Friday, July 26, 2013

Distracted Driving Danger

Each day in the United States, more than 9 people are killed and more than 1,060 people are injured in crashes that are reported to involve a distracted driver.   In 2011, 3,331 people were killed in crashes involving a distracted driver, compared to 3,267 in 2010. Even in 2013, there are many drivers that are unfocused behind the wheel due to easily avoidable distractions.  Behavioral driving is dangerous and occurs throughout the entire United States every day.

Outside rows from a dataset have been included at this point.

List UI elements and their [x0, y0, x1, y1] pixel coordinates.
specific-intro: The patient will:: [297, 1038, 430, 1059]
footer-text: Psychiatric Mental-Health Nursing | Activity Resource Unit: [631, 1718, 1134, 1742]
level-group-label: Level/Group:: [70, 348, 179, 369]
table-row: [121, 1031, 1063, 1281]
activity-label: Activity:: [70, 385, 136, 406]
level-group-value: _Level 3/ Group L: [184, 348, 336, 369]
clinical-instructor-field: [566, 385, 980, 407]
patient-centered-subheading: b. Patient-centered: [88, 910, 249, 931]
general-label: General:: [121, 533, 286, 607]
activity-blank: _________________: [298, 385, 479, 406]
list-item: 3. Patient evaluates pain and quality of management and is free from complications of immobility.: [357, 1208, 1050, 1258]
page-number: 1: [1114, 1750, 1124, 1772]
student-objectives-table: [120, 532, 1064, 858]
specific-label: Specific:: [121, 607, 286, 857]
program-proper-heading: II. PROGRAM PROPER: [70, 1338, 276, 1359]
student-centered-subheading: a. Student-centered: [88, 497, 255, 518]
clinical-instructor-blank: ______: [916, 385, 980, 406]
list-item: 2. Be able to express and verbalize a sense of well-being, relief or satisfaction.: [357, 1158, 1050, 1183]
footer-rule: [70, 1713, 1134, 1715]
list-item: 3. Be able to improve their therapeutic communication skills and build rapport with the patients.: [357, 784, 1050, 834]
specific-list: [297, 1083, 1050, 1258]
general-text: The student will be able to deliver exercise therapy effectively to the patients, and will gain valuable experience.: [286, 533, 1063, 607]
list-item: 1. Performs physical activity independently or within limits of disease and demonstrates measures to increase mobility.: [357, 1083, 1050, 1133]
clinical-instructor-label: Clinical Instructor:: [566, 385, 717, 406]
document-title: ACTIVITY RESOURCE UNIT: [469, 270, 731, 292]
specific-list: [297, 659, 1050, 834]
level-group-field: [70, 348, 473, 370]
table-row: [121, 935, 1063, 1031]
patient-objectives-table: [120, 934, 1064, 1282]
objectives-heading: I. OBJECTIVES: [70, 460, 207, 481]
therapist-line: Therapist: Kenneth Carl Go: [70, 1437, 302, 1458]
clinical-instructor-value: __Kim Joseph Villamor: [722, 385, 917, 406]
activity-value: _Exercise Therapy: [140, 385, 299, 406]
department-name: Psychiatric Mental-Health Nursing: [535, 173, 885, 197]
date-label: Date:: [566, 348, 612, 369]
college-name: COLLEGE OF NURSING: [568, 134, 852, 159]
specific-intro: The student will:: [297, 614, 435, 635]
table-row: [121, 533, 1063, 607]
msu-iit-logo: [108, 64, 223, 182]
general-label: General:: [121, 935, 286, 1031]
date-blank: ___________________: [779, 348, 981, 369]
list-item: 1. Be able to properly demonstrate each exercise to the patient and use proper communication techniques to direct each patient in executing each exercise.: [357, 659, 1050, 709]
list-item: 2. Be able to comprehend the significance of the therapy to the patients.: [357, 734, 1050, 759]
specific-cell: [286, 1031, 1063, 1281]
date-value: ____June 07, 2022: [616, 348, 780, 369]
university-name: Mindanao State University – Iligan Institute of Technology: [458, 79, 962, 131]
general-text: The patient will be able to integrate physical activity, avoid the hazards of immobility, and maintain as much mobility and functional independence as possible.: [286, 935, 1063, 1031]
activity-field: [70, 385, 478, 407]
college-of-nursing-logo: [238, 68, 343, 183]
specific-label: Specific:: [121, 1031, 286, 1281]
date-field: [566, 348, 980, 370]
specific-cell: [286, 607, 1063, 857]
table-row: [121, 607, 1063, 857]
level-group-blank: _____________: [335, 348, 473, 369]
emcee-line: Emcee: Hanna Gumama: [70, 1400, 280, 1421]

When you first think of distracted driving, mobile phones are most likely what comes to mind. Many of us have been told that texting and talking on the phone while driving are dangerous distractions and should be avoided at all costs. There are many other distractions while driving such as eating, drinking, reading a map, using a GPS, grooming yourself, changing the radio station and talking to another passenger.  These are all significant ways to distract someone behind the wheel.

While driving, there
are three main types of distractions. The first kind of distraction is a visual distraction or taking your eyes off the road. There are many things that may cause someone to look away while driving such as reading a map, glancing at your GPS, or searching through your phone. The second type of distraction is a manual distraction, which is physically removing your hands off the wheel. Many people may reach to change the radio station or try and grab a fallen item that dropped between the seats. These are two perfect examples of a manual distraction and should be excluded while driving. The third main distraction is a cognitive distraction. This may be as simple as talking on your cell phone rather than paying attention to the road or as pretentious as taking the risk driving under the influence of alcohol.

While any of these distractions can definitely endanger the driver along with passengers and pedestrians, texting while driving is especially dangerous due to the fact it is a combination of all three types of distractions. Did you know the minimal amount of time your attention is taken away from the road when you’re texting and driving is 5 seconds?  If you’re traveling at 55 mph, this equals driving the length of a football field without looking at the road. It’s safe to say that texting and driving is just waiting for an accident to happen.  We at TVISupply encourage you to drive safe and avoid all distractions while driving this summer.